IBM Watson Targets AI’s Data Snags
IBM continues to ramp up its Watson AI offerings as adoption of automation technology remains limited, in part due to what company executives say is a lack of data integrity, trust and the skills needed to implement AI platforms.
With boosting enterprise adoption in mind, IBM executives pitched a batch of Watson implementation tools built around open-source machine learning frameworks, pre-built applications or the ability to create new ones. Others would allow users to embed AI into third-party platforms. Long term, the company is betting that ease-of-use will accelerate adoption of AI technology, which according to optimistic estimates will add upwards of $16 trillion in global GDP by 2030.
Noting the slow corporate uptake of AI—adoption estimates range from 4 to 10 percent of companies surveyed—IBM officials speaking at a company event in Miami on Tuesday (Oct. 22) said data for model training and analytics remains critical. “Your AI is only as good as your data,” said Rob Thomas, general manager of IBM’s Data and AI unit.
(While adoption rates are being slowed by operational woes, IBM executives also note that that current estimates don’t reflect the growing number of data science projects within most enterprises.)
Meanwhile, IBM and others are striving to provide the necessary infrastructure that cleanses, preps and makes data accessible while reducing its movement within hybrid deployments. “There’s no AI without IA,” Thomas adding, citing a frequent reference to the need for agile information architectures built on sound data sources.
As requirements for training data continue to grow, IBM’s IA push centers on reducing data movement, as illustrated by its Cloud Pak hybrid data offering. The data analytics platform is billed as a way to link large data stores to AI applications, pulling from different databases and using virtualization.

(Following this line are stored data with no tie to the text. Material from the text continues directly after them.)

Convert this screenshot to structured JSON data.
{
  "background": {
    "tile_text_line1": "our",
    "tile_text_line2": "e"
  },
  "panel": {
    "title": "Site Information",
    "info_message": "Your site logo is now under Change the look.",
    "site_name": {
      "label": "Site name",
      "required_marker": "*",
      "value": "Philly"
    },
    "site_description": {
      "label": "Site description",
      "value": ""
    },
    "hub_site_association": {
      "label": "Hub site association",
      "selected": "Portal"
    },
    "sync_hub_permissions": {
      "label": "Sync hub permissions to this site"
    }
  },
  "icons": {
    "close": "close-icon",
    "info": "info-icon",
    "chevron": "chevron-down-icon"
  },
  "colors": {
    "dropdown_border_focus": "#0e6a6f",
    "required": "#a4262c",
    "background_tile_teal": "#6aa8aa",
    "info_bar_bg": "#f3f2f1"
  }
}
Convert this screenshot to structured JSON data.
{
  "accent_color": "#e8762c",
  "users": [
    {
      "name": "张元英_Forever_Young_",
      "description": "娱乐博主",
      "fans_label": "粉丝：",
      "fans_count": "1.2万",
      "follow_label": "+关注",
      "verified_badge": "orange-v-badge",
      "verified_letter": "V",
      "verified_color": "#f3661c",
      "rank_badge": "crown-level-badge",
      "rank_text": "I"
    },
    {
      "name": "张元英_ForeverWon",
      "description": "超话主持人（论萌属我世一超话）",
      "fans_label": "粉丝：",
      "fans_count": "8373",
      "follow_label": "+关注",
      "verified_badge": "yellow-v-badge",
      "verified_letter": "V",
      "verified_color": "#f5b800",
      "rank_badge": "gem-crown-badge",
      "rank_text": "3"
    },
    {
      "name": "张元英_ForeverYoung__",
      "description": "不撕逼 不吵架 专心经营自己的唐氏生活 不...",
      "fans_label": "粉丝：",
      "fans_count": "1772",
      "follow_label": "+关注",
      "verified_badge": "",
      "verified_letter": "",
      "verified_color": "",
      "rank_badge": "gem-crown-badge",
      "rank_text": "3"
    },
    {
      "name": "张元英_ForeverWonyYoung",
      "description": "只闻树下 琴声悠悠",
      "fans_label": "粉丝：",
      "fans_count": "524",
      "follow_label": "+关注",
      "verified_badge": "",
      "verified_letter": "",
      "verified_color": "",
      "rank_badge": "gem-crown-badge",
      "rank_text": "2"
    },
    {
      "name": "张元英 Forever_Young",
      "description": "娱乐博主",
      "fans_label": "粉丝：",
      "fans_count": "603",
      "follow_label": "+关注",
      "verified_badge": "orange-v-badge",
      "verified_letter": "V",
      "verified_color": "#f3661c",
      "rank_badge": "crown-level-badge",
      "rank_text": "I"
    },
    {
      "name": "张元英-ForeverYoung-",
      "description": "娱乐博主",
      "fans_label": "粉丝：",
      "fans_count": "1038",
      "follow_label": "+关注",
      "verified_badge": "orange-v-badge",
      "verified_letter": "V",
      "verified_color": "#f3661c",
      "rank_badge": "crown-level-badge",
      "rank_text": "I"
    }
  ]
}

As it completes the integration of its Red Hat acquisition, IBM also announced this week that Cloud Pak runs on OpenShift, Red Hat’s Kubernetes-based container orchestration platform.
Those and other efforts are aimed at making data more accessible to developers struggling to move AI apps to production. IBM executives note that enterprise AI efforts often fail because many data scientists and application developers have it backwards. “Bring AI to your data, not the other way around,” Daniel Hernandez, an IBM vice president for data and AI, said in an interview.
Overall, IBM’s renewed Watson initiative aims to automate the very processes required to develop enterprise automation applications. For example, Cloud Pak includes an AutoAI feature designed to automate tedious but essential machine learning tasks such as data preparation, model selection and optimization.
AI adoption has lagged in part due to the inability to operationalize models and move them to production. Among the reasons is a lack of clean, labeled or “shaped” data, said Rohan Vaidyanathan, IBM’s program director for its Watson OpenScale initiative. That effort seeks to scale AI adoption through new capabilities such as “drift detection” that alerts developers when models stray from a developer-defined threshold.
The goal, Vaidyanathan said, is the elimination model bias, data integrity and, ultimately, “labeled ground truth.”
Thomas, IBM’s AI general manager, stressed the massive data preparation and discovery steps that stymie many projects. Hence, IBM is embracing a plug-and-play approach to AI development.
“We see do a greater adoption rates when people can just consume AI, and it doesn’t put the burden on them to figure out the data or to figure out the skills,” Thomas said. “That really helps adoption when you make it that simple for people to use.”